Теперь стало ясно, к чему клонит Бернард. Совершенно не интересуясь, кто убийца прочих монахов, он стремился только к одному — доказать, что Ремигий в какой-то мере разделял идейные воззрения имперских богословов. Теперь, если удастся продемонстрировать связь между этими воззрениями, являющимися также воззрениями Перуджийского капитула, и ересью полубратьев и дольчиниан, тем самым будет доказано, что один и тот же человек в аббатстве, исповедуя все эти предосудительные идеи (более того — еретические), в то же время выступал организатором всех преступлений, и Бернард нанесет воистину смертельный удар своим оппонентам. Я взглянул на Вильгельма и увидел, что он тоже видит опасность, но ничего поделать не может, хотя и заранее предполагал, что так повернется.

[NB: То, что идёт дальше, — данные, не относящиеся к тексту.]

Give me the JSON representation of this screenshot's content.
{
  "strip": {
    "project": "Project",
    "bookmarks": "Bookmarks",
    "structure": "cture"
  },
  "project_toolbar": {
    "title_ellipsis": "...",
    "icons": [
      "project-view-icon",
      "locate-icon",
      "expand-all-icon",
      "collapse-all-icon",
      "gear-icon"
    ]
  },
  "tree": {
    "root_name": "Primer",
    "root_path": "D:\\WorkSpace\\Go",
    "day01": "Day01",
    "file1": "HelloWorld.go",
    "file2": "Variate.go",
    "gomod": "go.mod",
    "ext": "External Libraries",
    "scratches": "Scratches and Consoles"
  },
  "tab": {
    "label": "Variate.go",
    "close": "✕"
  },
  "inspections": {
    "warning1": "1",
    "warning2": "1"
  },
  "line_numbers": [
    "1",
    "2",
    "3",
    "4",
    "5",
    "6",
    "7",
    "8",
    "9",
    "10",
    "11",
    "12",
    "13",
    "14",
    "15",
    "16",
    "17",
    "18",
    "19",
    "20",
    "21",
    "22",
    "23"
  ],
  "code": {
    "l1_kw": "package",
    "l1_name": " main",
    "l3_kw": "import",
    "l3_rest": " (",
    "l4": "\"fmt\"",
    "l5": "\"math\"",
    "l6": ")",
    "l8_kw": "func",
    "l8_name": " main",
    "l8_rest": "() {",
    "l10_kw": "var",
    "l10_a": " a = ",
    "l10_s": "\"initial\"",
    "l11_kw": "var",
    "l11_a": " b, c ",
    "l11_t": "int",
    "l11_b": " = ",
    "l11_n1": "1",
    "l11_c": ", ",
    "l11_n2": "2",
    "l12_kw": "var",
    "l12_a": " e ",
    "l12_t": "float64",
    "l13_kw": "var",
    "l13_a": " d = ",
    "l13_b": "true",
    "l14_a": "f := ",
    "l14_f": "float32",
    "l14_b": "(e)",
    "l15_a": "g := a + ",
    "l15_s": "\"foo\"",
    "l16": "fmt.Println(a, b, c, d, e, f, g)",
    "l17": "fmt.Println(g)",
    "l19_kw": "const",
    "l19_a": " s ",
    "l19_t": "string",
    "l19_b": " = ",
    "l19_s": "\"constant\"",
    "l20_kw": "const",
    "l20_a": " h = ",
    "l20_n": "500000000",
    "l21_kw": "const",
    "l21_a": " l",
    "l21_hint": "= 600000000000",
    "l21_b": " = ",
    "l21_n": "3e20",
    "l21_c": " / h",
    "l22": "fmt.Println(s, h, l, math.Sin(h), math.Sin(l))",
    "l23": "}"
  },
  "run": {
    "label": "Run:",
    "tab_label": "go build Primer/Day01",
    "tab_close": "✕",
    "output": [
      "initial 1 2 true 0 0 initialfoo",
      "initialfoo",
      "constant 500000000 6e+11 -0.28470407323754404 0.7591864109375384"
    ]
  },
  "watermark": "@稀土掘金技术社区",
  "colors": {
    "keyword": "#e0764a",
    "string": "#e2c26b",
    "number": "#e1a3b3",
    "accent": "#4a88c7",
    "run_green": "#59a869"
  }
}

Я взглянул на Аббата и увидел, что он чернее тучи, поскольку тоже, хотя и с опозданием, понял, что попал в ловушку и что его собственный авторитет посредника рушится на глазах, коль скоро выясняется, что во вверенной ему области укоренились все пороки текущего столетия. А келарь… Он, казалось, уже не понимал, от каких обвинений есть возможность оправдаться, от каких — нет. Он уже не соображал ничего. Вопль, рвавшийся из его уст, был воплем его души. И в этот вопль он вложил долгие годы тайной сердечной муки. Прожив целый век, полный сомнений, одушевлений и разочарований, подлостей и предательств, он понял, что настал момент взглянуть в глаза неотвратимой кончине. И пред ее лицом он снова обрел веру собственной юности. Он уже не думал о том, истина в этой вере или ложь. Он как будто доказывал самому себе, что еще способен просто верить.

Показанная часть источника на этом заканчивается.